Advancing forest structure product validation with ground, space and unmanned aerial vehicle sensors

Brede, Benjamin


Forests play a crucial role in the functioning of the Earth’s climate system, through their role in the carbon, energy and water cycles. The accurate description and quantification of their physical structure is essential to understand these roles, predict their behaviour under future climate change and adapt management practices accordingly. Remote sensing in particular from space-borne platforms is attractive for large area assessment of forest structure due to its cost-effectiveness, repeatability and objectiveness. However, the remote sensing signal is by nature ambiguous and needs to be interpreted with solid understanding of the underlying radiative mechanisms and uncertainties need to be rigorously quantified with independent ground data. The remote sensing community has produced a range of biophysical products describing vegetation and forest structure as well as best practice guidelines for their validation. However, the full implementation of anticipated products, including systematic repetition of validation across multiple sites (Committee on Earth Observing Satellites (CEOS) Land Product Validation (LPV) stage 4), is still to be concluded. A major challenge in this context is the provision of long-term validation data sets, which need to be cost-effective, repeatable and fast to acquire in the field.

This thesis aims to investigate new ways of validation that meet the temporal and/or spatial scales of global forest structure products from space-borne missions with hectometric resolution. The particular focus is on Leaf Area Index (LAI) and Above-Ground Biomass (AGB) as metrics of physical forest structure. For the purpose of this thesis, the Speulderbos Reference site in the Veluwe forest area (The Netherlands) was established, where ground and Unmanned Aerial Vehicle (UAV)-borne sensors were tested.

In Chapter 2, the automatic, passive optical sensor PAI Autonomous System from Transmittance Sensors at 57° (PASTiS-57) was tested for its suitability to monitor forest phenology and Plant Area Index (PAI), the total one-sided area of plant material per unit ground. For this, Radiative Transfer Model (RTM) experiments with turbid media and heterogeneous scenes were employed. PASTiS-57 generally meets the CEOS LPV requirement of 20% accuracy over a wide range of biochemical and illumination conditions for turbid medium canopies. However, canopy non-randomness in discrete tree models led to strong biases. In a field experiment, PASTiS-57 compared well in terms of phenological timing with Terrestrial Laser Scanning (TLS)-based PAI time series. PASTiS-57 represents a cost-effective way to continuously monitor PAI in forests.

In Chapter 3, decametric resolution Sentinel-2 and Landsat 7/8 observations were analysed with hybrid LAI retrieval algorithms, which combine RTMs with Machine Learning Regression Algorithms (MLRAs). Several combinations of RTMs, MLRAs, and modifications to the processing chain were tested in order to assess their performance to predict a ground-based LAI time series, created from combined TLS and litter trap data. Most important for the success of the processing chain was the addition of a certain level of Gaussian noise to the RTM-produced database prior to MLRA training. With this processing chain, decametric resolution optical missions can produce reference LAI products for inter-comparison with hectometric products. Alternatively, the higher resolution can help to scale up small plot-based ground validation data.

In Chapter 4, a novel Unmanned Aerial Vehicle Laser Scanning (UAV-LS), the RiCOPTER with VUX-1UAV laser scanner, was used to estimate canopy height and Diameter at Breast Height (DBH). TLS was used to derive reference datasets for both variables. Canopy height was comparable between both sensors with a slight underestimation for TLS, which was expected due to occlusion of the upper canopy when seen from below and hence lower TLS canopy heights. DBH was derived for the first time from UAV-LS data and compared well with TLS derived DBH. However, a part of the UAV-LS samples could not produce a meaningful estimate of DBH based on the extracted point cloud segment due to low point density. Repeated overpasses could counteract this to some degree. In this context, UAV-LS can support fast, plot-scale assessment of these two variables.

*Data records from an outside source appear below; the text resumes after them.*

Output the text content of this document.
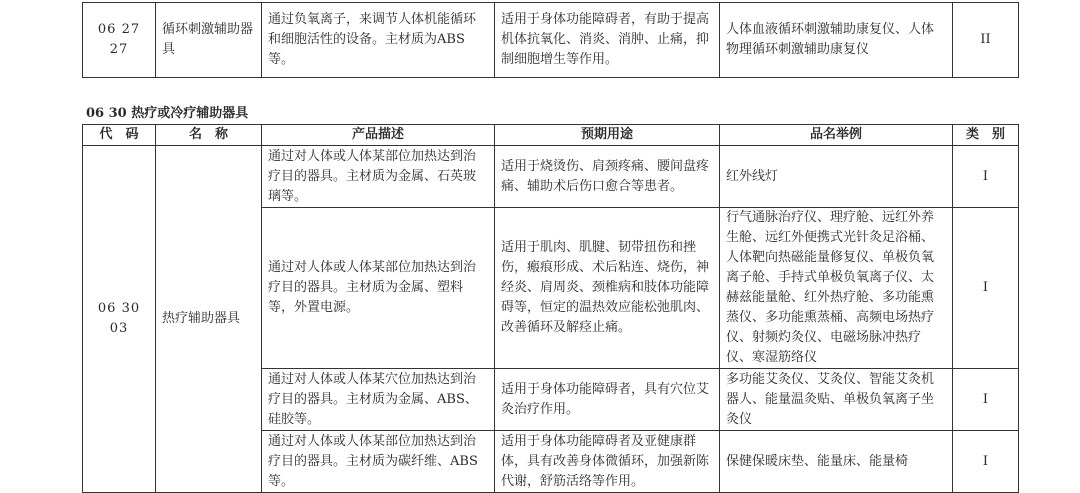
06 27 27	循环刺激辅助器具	通过负氧离子，来调节人体机能循环和细胞活性的设备。主材质为ABS等。	适用于身体功能障碍者，有助于提高机体抗氧化、消炎、消肿、止痛，抑制细胞增生等作用。	人体血液循环刺激辅助康复仪、人体物理循环刺激辅助康复仪	II
06 30 热疗或冷疗辅助器具
代　码	名　称	产品描述	预期用途	品名举例	类　别
06 30 03	热疗辅助器具	通过对人体或人体某部位加热达到治疗目的器具。主材质为金属、石英玻璃等。	适用于烧烫伤、肩颈疼痛、腰间盘疼痛、辅助术后伤口愈合等患者。	红外线灯	I
		通过对人体或人体某部位加热达到治疗目的器具。主材质为金属、塑料等，外置电源。	适用于肌肉、肌腱、韧带扭伤和挫伤，瘢痕形成、术后粘连、烧伤，神经炎、肩周炎、颈椎病和肢体功能障碍等，恒定的温热效应能松弛肌肉、改善循环及解痉止痛。	行气通脉治疗仪、理疗舱、远红外养生舱、远红外便携式光针灸足浴桶、人体靶向热磁能量修复仪、单极负氧离子舱、手持式单极负氧离子仪、太赫兹能量舱、红外热疗舱、多功能熏蒸仪、多功能熏蒸桶、高频电场热疗仪、射频灼灸仪、电磁场脉冲热疗仪、寒湿筋络仪	I
		通过对人体或人体某穴位加热达到治疗目的器具。主材质为金属、ABS、硅胶等。	适用于身体功能障碍者，具有穴位艾灸治疗作用。	多功能艾灸仪、艾灸仪、智能艾灸机器人、能量温灸贴、单极负氧离子坐灸仪	I
		通过对人体或人体某部位加热达到治疗目的器具。主材质为碳纤维、ABS等。	适用于身体功能障碍者及亚健康群体，具有改善身体微循环，加强新陈代谢，舒筋活络等作用。	保健保暖床垫、能量床、能量椅	I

In Chapter 5, the capabilities of UAV-LS are further explored in terms of explicit 3D modelling in order to estimate tree volume, which is the first step to retrieve tree AGB. For this purpose, 3D cylinder models were fitted to the segmented single trees with the TreeQSM routine. The resulting models were compared with TLS-based models and analysed separately for five different stands with varying architectures, including deciduous and coniferous species. UAV-LS was generally very successful in modelling large, deciduous trees, while coniferous trees with low branches and foliage as well as small trees proved more difficult. If successful, UAV-LS can provide the means to produce plot-scale assessment of woody volume and subsequently AGB at a fraction of time needed for TLS surveys.

This thesis investigates new ways of forest structure product validation with techniques and sensors that meet the temporal and/or spatial resolution of hectometric space-borne missions.